ECLI:NL:GHAMS:2017:2647
Gerechtshof Amsterdam
- Hoger beroep
- Rechtspraak.nl
Vrijspraak van mishandeling na onvoldoende bewijs in hoger beroep
In deze zaak heeft het gerechtshof Amsterdam op 5 juli 2017 uitspraak gedaan in hoger beroep tegen een vonnis van de politierechter in de rechtbank Amsterdam. De verdachte, geboren in 1985, was beschuldigd van mishandeling van een slachtoffer op 20 oktober 2016 in Amsterdam. De tenlastelegging hield in dat de verdachte het slachtoffer met kracht zou hebben geslagen in het gezicht. Tijdens de zitting in hoger beroep op 21 juni 2017 heeft de verdachte ontkend de mishandeling te hebben gepleegd en ook ontkend in het bezit te zijn van een trainingsbroek met drie Andreaskruizen, die door een getuige als kenmerkend voor de dader was genoemd.
Het hof heeft het proces-verbaal van aanhouding van de verbalisanten als onvoldoende concreet beoordeeld om tot een bewezenverklaring te komen. De verdachte werd aangehouden op basis van een signalement, maar het hof kon niet met zekerheid vaststellen dat zij de kleding droeg die door de getuige was beschreven. Gezien de ontkenning van de verdachte en het gebrek aan overtuigend bewijs, heeft het hof besloten het vonnis van de politierechter te vernietigen en de verdachte vrij te spreken van de ten laste gelegde mishandeling.

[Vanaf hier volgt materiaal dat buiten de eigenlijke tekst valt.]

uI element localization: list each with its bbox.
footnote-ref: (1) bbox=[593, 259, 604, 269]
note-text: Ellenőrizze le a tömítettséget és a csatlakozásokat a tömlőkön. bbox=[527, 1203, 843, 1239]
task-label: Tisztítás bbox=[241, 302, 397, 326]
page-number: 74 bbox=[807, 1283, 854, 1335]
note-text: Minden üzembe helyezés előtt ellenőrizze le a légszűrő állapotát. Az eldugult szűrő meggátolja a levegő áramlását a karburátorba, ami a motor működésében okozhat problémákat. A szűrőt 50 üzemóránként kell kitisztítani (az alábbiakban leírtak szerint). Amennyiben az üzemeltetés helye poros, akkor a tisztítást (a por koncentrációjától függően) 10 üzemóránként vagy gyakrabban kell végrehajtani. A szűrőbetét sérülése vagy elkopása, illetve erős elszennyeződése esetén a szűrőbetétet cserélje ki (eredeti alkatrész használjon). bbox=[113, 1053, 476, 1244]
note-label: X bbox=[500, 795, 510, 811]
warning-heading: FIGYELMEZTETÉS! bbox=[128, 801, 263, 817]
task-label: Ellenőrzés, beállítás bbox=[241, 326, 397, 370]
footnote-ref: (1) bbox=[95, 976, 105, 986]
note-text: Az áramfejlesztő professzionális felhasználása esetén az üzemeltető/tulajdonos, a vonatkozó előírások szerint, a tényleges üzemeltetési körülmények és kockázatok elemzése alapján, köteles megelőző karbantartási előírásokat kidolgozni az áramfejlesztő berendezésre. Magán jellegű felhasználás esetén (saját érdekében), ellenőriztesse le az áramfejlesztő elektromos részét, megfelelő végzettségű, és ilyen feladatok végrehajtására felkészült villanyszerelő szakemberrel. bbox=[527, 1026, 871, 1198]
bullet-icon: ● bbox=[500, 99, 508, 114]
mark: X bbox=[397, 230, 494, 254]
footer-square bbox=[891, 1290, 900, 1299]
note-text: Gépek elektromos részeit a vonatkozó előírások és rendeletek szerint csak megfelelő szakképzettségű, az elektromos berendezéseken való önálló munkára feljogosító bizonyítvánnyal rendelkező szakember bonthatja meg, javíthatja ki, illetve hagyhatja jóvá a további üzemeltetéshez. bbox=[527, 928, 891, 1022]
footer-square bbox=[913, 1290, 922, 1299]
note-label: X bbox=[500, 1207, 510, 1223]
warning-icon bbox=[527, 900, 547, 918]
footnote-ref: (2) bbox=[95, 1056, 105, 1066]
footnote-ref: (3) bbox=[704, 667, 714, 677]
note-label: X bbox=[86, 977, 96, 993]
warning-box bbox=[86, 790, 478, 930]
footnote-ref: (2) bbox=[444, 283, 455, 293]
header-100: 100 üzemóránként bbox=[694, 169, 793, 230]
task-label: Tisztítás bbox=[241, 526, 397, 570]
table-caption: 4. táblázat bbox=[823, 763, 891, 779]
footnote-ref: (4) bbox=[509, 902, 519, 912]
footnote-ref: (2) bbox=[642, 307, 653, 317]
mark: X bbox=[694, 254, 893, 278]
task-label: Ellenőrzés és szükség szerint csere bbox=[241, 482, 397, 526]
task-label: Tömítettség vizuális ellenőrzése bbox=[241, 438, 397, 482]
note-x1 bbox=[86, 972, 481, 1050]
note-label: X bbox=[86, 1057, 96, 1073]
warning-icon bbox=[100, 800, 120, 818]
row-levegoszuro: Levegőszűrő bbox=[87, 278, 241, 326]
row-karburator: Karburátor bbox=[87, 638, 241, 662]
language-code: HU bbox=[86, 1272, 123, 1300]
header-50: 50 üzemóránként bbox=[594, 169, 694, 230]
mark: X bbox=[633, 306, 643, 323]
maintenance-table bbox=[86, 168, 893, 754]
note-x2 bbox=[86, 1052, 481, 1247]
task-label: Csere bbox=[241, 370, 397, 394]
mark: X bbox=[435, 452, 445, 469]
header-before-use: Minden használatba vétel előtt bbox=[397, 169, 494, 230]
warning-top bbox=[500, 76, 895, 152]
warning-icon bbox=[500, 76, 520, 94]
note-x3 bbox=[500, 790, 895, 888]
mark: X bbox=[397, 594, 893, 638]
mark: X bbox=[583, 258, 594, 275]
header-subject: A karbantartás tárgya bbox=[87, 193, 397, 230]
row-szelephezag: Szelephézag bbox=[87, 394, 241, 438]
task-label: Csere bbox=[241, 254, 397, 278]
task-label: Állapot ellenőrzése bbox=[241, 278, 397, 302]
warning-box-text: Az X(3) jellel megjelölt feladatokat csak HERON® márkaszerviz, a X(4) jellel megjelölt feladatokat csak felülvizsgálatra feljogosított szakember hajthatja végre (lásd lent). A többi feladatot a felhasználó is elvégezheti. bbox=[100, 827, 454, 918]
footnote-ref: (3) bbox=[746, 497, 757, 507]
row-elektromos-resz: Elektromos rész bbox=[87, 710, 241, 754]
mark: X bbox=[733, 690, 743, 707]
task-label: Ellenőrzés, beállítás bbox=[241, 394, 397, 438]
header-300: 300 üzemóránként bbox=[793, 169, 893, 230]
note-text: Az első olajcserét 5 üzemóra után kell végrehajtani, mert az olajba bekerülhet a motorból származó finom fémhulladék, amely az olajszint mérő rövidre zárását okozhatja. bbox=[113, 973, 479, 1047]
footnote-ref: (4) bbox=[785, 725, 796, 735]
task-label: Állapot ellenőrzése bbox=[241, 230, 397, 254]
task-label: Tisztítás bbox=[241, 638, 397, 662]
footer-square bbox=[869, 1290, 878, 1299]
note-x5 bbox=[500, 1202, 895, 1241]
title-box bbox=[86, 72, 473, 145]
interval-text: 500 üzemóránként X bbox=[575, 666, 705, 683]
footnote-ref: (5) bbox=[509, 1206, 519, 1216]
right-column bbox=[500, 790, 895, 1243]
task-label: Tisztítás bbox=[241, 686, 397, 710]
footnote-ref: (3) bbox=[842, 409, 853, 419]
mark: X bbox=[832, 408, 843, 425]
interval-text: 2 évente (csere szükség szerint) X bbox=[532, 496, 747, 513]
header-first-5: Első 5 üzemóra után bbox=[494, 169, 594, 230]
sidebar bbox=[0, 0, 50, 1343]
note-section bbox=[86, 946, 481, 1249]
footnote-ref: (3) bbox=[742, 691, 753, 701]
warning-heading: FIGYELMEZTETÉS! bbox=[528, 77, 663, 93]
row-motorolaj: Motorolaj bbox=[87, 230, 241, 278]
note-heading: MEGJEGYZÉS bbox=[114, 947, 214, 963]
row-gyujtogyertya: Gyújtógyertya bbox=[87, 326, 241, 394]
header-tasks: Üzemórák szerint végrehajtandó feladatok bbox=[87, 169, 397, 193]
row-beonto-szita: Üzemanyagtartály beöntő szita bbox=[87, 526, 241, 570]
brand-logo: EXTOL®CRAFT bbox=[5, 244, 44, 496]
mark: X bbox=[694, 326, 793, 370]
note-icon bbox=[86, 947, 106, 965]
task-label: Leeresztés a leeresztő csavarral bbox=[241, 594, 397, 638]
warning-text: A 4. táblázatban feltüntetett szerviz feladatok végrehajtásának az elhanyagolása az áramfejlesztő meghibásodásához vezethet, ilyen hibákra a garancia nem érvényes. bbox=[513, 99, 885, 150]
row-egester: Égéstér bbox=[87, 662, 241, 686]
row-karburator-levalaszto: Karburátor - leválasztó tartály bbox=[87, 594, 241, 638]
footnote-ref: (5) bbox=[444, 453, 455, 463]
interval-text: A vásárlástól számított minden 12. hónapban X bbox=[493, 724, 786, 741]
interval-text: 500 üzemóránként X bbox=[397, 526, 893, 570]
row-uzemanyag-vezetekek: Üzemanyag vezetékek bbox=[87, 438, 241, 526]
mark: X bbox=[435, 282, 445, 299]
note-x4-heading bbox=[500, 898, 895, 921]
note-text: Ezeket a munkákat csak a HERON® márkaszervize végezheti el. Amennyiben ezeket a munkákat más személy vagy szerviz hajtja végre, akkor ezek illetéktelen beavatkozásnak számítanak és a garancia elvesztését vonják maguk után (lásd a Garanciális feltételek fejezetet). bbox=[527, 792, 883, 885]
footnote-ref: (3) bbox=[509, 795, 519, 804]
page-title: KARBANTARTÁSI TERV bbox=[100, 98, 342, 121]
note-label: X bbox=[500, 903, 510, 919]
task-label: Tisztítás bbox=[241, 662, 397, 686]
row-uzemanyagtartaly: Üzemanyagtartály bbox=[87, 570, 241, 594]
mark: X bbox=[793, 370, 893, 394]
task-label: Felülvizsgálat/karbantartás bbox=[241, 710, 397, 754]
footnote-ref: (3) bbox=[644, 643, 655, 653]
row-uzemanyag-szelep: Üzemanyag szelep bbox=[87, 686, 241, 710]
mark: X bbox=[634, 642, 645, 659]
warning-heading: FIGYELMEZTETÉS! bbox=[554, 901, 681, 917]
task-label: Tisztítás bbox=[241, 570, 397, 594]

De beslissing van het hof benadrukt het belang van wettig en overtuigend bewijs in strafzaken. Het hof heeft de vordering van het openbaar ministerie, die een veroordeling tot dezelfde straf als door de politierechter was opgelegd, afgewezen. De uitspraak is gedaan door de meervoudige strafkamer van het gerechtshof Amsterdam, waarbij de voorzitter niet in staat was het arrest mede te ondertekenen.